Même si, évidemment, l’espoir de survivre à ce « moment » est bien présent, l’élan est celui d’une intégration du devenir, quel qu’il soit :

‘(…) nous ne nourrissons point trop d’illusions sur le nombre de chances que nous avons de nous transformer en fleur, fruit, et graines, ou du moins en branchette, branche puis branche charpentière, plutôt que d’être arraché par le vent et d’aller pourrir par terre ici ou là, plus ou moins loin du pied sacré du père (ibid., 171). ’

Encore et toujours, il s’agit d’admettre l’inscription dans le temps. C’est le passage par la réalisation orale de la parole qui a permis cette intégration. Il a fallu que la parole soit envisagée à l’état naissant pour que même sa disparition – son état mourant – puisse être envisagée sans conduire à l’aphasie.

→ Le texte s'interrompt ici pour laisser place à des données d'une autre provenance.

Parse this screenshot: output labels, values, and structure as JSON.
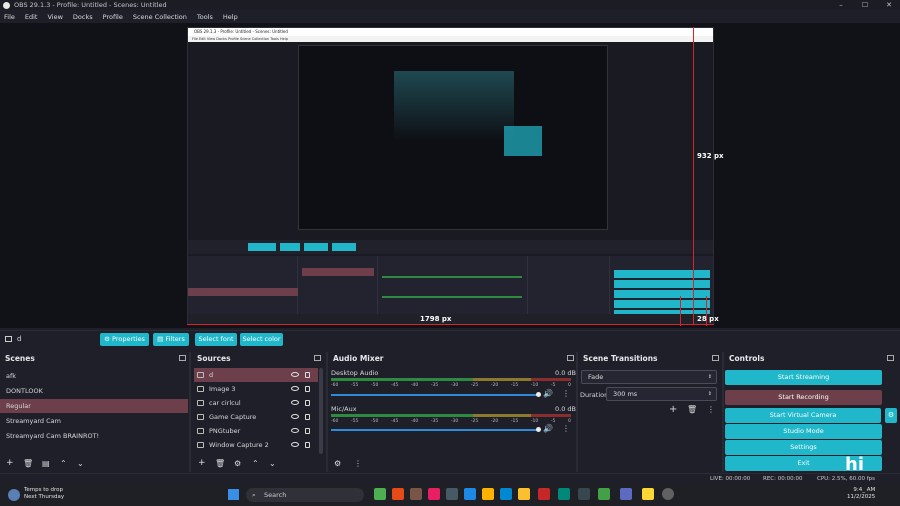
{
  "window": {
    "title": "OBS 29.1.3 - Profile: Untitled - Scenes: Untitled",
    "controls": [
      "–",
      "☐",
      "✕"
    ]
  },
  "menu": [
    "File",
    "Edit",
    "View",
    "Docks",
    "Profile",
    "Scene Collection",
    "Tools",
    "Help"
  ],
  "preview": {
    "nested_title": "OBS 29.1.3 - Profile: Untitled - Scenes: Untitled",
    "nested_menu": "File  Edit  View  Docks  Profile  Scene Collection  Tools  Help",
    "measure_932": "932 px",
    "measure_1798": "1798 px",
    "measure_28": "28 px"
  },
  "source_toolbar": {
    "selected_source": "d",
    "properties_label": "Properties",
    "filters_label": "Filters",
    "select_font_label": "Select font",
    "select_color_label": "Select color"
  },
  "docks": {
    "scenes": "Scenes",
    "sources": "Sources",
    "audio_mixer": "Audio Mixer",
    "scene_transitions": "Scene Transitions",
    "controls": "Controls"
  },
  "scenes": [
    "afk",
    "DONTLOOK",
    "Regular",
    "Streamyard Cam",
    "Streamyard Cam BRAINROT!"
  ],
  "sources": [
    "d",
    "Image 3",
    "car cirlcul",
    "Game Capture",
    "PNGtuber",
    "Window Capture 2"
  ],
  "audio": {
    "desktop_name": "Desktop Audio",
    "desktop_db": "0.0 dB",
    "mic_name": "Mic/Aux",
    "mic_db": "0.0 dB",
    "ticks": [
      "-60",
      "-55",
      "-50",
      "-45",
      "-40",
      "-35",
      "-30",
      "-25",
      "-20",
      "-15",
      "-10",
      "-5",
      "0"
    ]
  },
  "transitions": {
    "selected": "Fade",
    "duration_label": "Duration",
    "duration_value": "300 ms"
  },
  "controls": {
    "start_streaming": "Start Streaming",
    "start_recording": "Start Recording",
    "start_virtual_camera": "Start Virtual Camera",
    "studio_mode": "Studio Mode",
    "settings": "Settings",
    "exit": "Exit"
  },
  "status": {
    "live": "LIVE: 00:00:00",
    "rec": "REC: 00:00:00",
    "cpu": "CPU: 2.5%, 60.00 fps"
  },
  "taskbar": {
    "weather_line1": "Temps to drop",
    "weather_line2": "Next Thursday",
    "search_placeholder": "Search",
    "time": "9:4_ AM",
    "date": "11/2/2025"
  },
  "colors": {
    "accent": "#1fb7c9",
    "selected": "#6c3f4a",
    "measure_red": "#d8232a",
    "background": "#1e1f29"
  }
}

Pour conclure sur ce sentiment général d’appartenance qui se fait jour dans le Malherbe, je citerai ce passage du « Malherbe VI » dans lequel, ébauchant un plan pour son ouvrage, Ponge se situe dans un véritable réseau d’inter-relations :

‘I. Nous, le Monde Extérieur (…) et Notre Langue Maternelle. Nous et la langue française. (….)
II. Nous, dans le Monde Social :
Nous et notre famille (notre société : la société du génie). (…)
III. Nous et l’Histoire (le Passé), Nous et les Œuvres, c’est-à-dire nos racines, notre tronc, nos branches.
IV. Nous et le Présent, l’Actualité historique : l’air ambiant.
Nous et l’Avenir : la cime que nous représentons. (…)
V. Nous et le sentiment de notre Magistrature (ibid., 143). ’

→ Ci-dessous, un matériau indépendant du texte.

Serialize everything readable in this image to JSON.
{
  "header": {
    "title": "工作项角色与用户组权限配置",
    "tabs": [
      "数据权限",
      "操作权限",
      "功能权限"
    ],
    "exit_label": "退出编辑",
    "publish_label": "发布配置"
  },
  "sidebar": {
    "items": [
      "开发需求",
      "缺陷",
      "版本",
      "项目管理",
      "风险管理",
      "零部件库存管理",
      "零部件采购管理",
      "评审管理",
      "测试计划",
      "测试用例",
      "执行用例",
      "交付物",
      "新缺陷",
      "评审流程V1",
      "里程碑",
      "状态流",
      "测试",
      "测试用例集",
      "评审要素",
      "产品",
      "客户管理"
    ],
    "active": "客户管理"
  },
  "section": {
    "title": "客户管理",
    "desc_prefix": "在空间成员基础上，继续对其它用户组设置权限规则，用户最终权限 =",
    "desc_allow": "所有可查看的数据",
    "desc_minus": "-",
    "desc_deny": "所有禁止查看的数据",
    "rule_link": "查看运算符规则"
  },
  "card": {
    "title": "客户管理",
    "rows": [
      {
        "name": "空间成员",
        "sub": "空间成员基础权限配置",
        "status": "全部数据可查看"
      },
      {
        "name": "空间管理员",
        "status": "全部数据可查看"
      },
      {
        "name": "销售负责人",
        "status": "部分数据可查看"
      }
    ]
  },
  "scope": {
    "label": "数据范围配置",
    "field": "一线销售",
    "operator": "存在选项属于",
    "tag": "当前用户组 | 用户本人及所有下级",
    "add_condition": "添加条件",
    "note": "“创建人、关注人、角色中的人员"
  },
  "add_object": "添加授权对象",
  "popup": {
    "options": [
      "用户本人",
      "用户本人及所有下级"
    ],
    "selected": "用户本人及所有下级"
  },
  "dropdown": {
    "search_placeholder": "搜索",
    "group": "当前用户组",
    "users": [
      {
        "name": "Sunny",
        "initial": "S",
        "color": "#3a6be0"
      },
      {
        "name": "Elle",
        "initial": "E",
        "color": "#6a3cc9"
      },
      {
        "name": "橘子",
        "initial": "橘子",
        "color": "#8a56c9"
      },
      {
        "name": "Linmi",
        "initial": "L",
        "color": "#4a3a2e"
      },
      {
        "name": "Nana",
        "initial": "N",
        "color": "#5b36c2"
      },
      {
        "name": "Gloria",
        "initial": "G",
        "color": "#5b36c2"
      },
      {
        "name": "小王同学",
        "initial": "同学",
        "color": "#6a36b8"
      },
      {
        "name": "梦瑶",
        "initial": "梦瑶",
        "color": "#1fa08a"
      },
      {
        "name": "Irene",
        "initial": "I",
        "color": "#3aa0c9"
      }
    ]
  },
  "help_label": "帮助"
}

Il est saisissant de constater à quel point les instances se sont multipliées pour définir cette entreprise qui à l’origine ne comportait que l’individu, le monde, et une langue à réinventer. Le projet de Ponge ne se conçoit plus comme « dressé contre » mais comme une stratégie au sein d’un ensemble.

Notes
660.

« Vers 1600. 1ère Révolution » ; « Vers 1750. 2ème Révolution » ; « Vers 1870. 3ème Révolution » (ibid., 117-118).

661.

Les sentiments suscités par l’appartenance à cet « arbre » sont complexes. Si elle s’accompagne à l’occasion d’un sentiment de renoncement, elle suscite parfois aussi un doute sur la légitimité à y prétendre, qui, derrière l’auto-ironie, n’en témoigne que mieux du statut honorifique qu’elle revêt aux yeux de Ponge . Il qualifie ainsi de « honteuse et bouffonne » sa « prétention » : « Je veux parler de cette prétention à faire nous-mêmes partie, de par nos misérables écrits, de la littérature française au même titre que notre auteur, – c’est comme je vous le dis – , et à nous placer en quelque sorte de son côté ou de son parti, parmi les "créateurs" » (ibid.,184).